Rick Simon is from Miami, Fla. and has been a passionate advocate for what he calls “cooperative economics” for more than 20 years. That passion led him to follow through on a long time dream to move to the SF bay area. He now volunteers with NoBAWC (Network of Bay Area Worker Cooperatives), is one of the founders of JASecon (host of the “grassroots economy festival”), and is an organizer for the BACE Timebank. His new dream is to bring together the different pieces of the”grassroots economy” to make a better world possible. Rick is also on the Steering Committee.
Amy Johnson holds a BA in Communications from LaSalle University and is pursuing a Masters in public policy. Her involvement with social justice activism began through independent media projects in Philadelphia. She coordinated outreach efforts and events for a media literacy organization and an independent television station. After moving to the Bay Area, she became interested in alternative economics and projects that challenge conventional monetary ideology. Her current focus is on helping to coordinate the Timebank project that grew out of BACE and getting it off the ground. She is part of the BACE Steering Committee.
Marc Armstrong is a UCLA MBA alum and business development professional in the software industry. Mr. Armstrong’s background includes a series of sales, business development, and operations management and executive positions, first with IBM Finance, and then with SAP Technical Development partners headquartered in Europe that were looking to develop the U.S. ERP and SCM markets. Recent projects include designing the software platform for a local currency payment system, as well as hard currencies for the City of Sonoma.
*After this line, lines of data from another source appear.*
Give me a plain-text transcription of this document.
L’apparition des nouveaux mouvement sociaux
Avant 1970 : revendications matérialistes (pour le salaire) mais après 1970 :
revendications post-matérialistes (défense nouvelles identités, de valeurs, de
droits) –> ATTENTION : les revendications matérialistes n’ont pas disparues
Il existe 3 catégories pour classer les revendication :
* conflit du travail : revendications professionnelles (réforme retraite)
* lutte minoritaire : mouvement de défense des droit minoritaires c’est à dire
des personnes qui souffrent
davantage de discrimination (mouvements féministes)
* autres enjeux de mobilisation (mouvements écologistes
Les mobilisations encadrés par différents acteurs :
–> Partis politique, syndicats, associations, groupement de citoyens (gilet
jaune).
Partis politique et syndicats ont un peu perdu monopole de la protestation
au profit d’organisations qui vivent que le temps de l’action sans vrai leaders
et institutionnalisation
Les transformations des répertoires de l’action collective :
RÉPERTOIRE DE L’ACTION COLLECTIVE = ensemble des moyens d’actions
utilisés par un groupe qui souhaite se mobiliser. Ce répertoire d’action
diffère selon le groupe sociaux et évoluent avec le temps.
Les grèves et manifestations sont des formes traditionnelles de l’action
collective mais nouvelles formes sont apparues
Ken Lynch founded Reciprocity with a vision of strengthening community bonds using payment, reputation, and social software technologies. He is passionate about making the world a better place, and is currently focusing his decade of software industry experience and deep monetary understanding on developing Reciprocity’s Platform Recipro as a reward/recognition system for use in the sustainable industry. Ken graduated from MIT in 1998 in Computer Science, with Computer Science Masters thesis completed at Sloan School of Management. Ken is a member of the BACE Steering Committee.